The link between losses and piezo properties

Due to material microstructure phenomenon, larger piezoelectric constants in terms of the piezoelectric charge constant and the permittivity will always be accompanied with larger losses. This is because the phenomenon (domain wall motion) responsible for increasing the properties also increases irreversible energy transfer appearing as losses.

The apparent property, the real property, and the "loss" property

Describing losses opens up a new can of worms for the mathematical description of losses. The apparent material property is actually a complex number. So, for example, if you charged up a piezo, you will not be able to recover all of the energy by charging back down. The difference, also known as hysteresis losses, will represent the lost energy and the recoverable energy is known as the true stored energy. 

So, in order to describe the apparent property, we can either use complex number notation where the stored energy property is the "real" component and the loss property is the "imaginary" component. However, typically, we take the magnitude of the complex value ( like this: sqrt(A^2+B^2)) and the phase angle between the real and imaginary value to find the "loss factor". It's a fact of nature (and math) that the loss factor also is the exact same thing as the phase angle between input and output values (eg voltage and charge). Typically, because the loss factor is small, the apparent property is very close to the real property.



An example to answer the question

So, what if we had two material with the same apparent material properties (piezo charge coefficient, compliance, and permittivity) but one had 10x the losses of the other, what would be the difference in the voltage generated in:

1. Static or low frequency
2. Resonance

Static Case

In the static condition, the difference between the two material is very small. Even if losses of tan delta =  2% were given to the high loss material, the apparent material properties would change very little.

However, there would be a difference. A more lossy material would appear slightly stiffer than a low loss material, assuming their "real" properties were the same. Therefore, the strain would be lower for the high loss material and thus the voltage would be slightly lower.

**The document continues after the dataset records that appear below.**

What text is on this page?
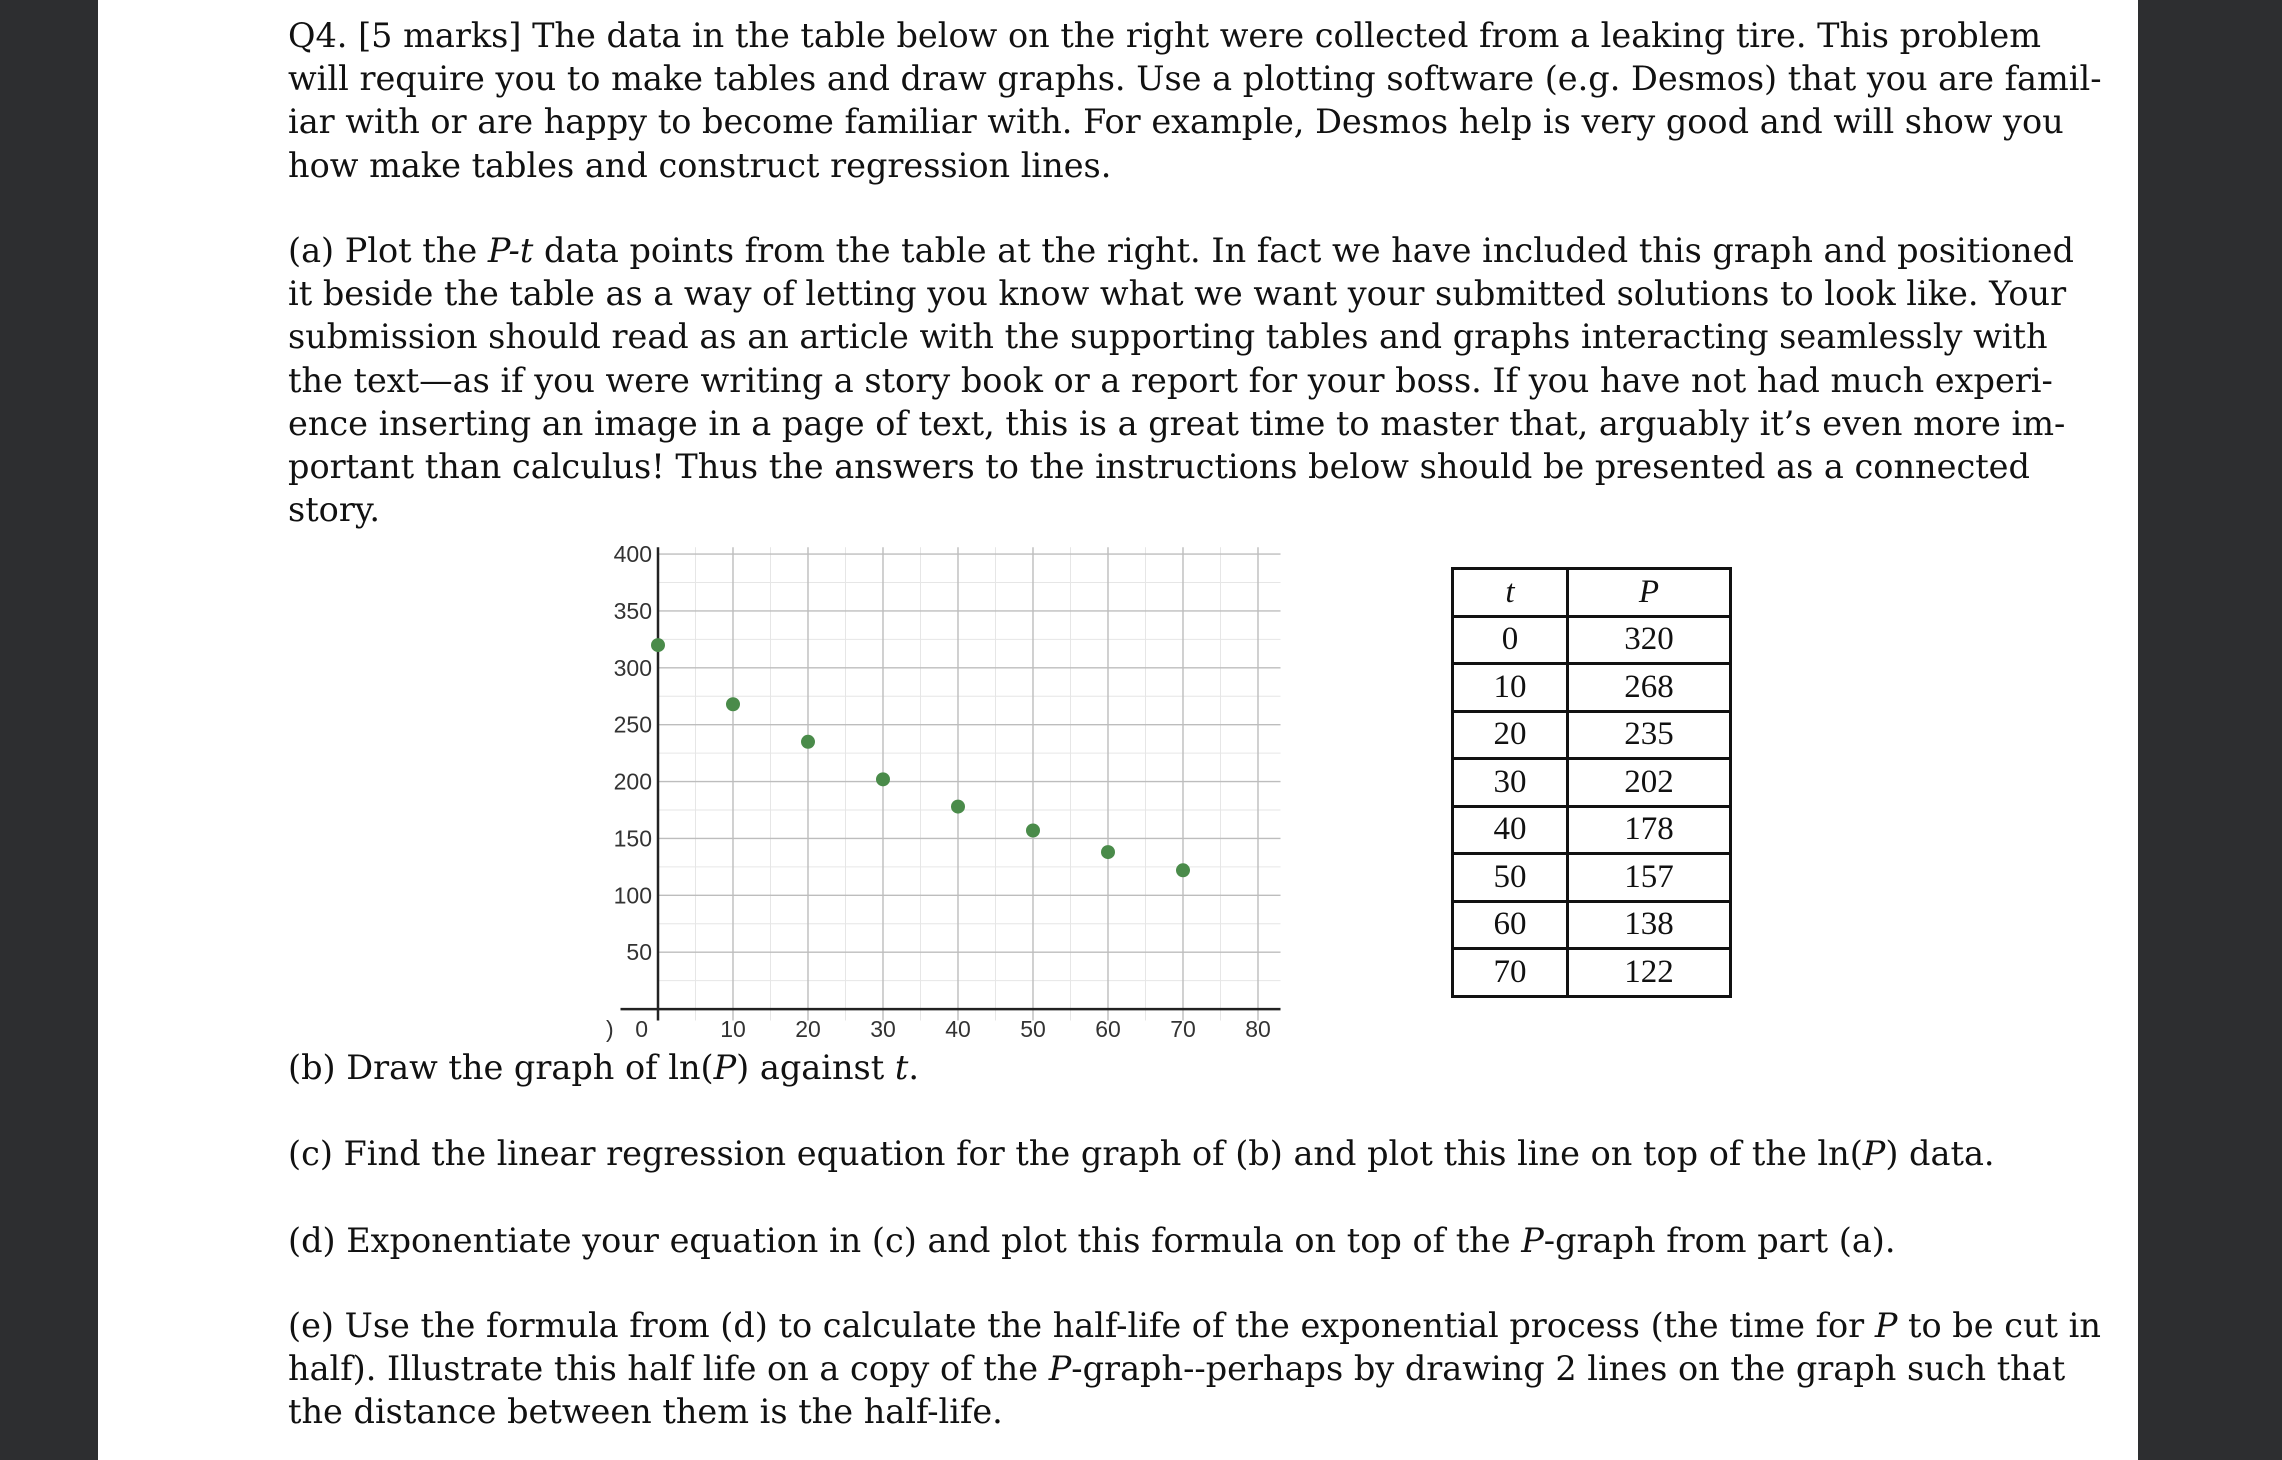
Q4. [5 marks] The data in the table below on the right were collected from a leaking tire. This problem

will require you to make tables and draw graphs. Use a plotting software (e.g. Desmos) that you are famil-

iar with or are happy to become familiar with. For example, Desmos help is very good and will show you

how make tables and construct regression lines.

(a) Plot the P-t data points from the table at the right. In fact we have included this graph and positioned

it beside the table as a way of letting you know what we want your submitted solutions to look like. Your

submission should read as an article with the supporting tables and graphs interacting seamlessly with

the text—as if you were writing a story book or a report for your boss. If you have not had much experi-

ence inserting an image in a page of text, this is a great time to master that, arguably it’s even more im-

portant than calculus! Thus the answers to the instructions below should be presented as a connected

story.

10 20 30 40 50 60 70 80
0
)
400
350
300
250
200
150
100
50
t	P
0	320
10	268
20	235
30	202
40	178
50	157
60	138
70	122

(b) Draw the graph of ln(P) against t.

(c) Find the linear regression equation for the graph of (b) and plot this line on top of the ln(P) data.

(d) Exponentiate your equation in (c) and plot this formula on top of the P-graph from part (a).

(e) Use the formula from (d) to calculate the half-life of the exponential process (the time for P to be cut in

half). Illustrate this half life on a copy of the P-graph--perhaps by drawing 2 lines on the graph such that

the distance between them is the half-life.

All this being said, losses play a small role in static operation of devices, so typically the benefits of high piezo constants far outweigh the disadvantage of high losses.



Resonance Case

This one is gonna be obvious. The resonance strain is highly affected by the loss factors. This is because low losses give a direct amplification to energy stored in the oscillator. So, the material with low losses is going to trump the high loss material with force excitation at the resonance frequency.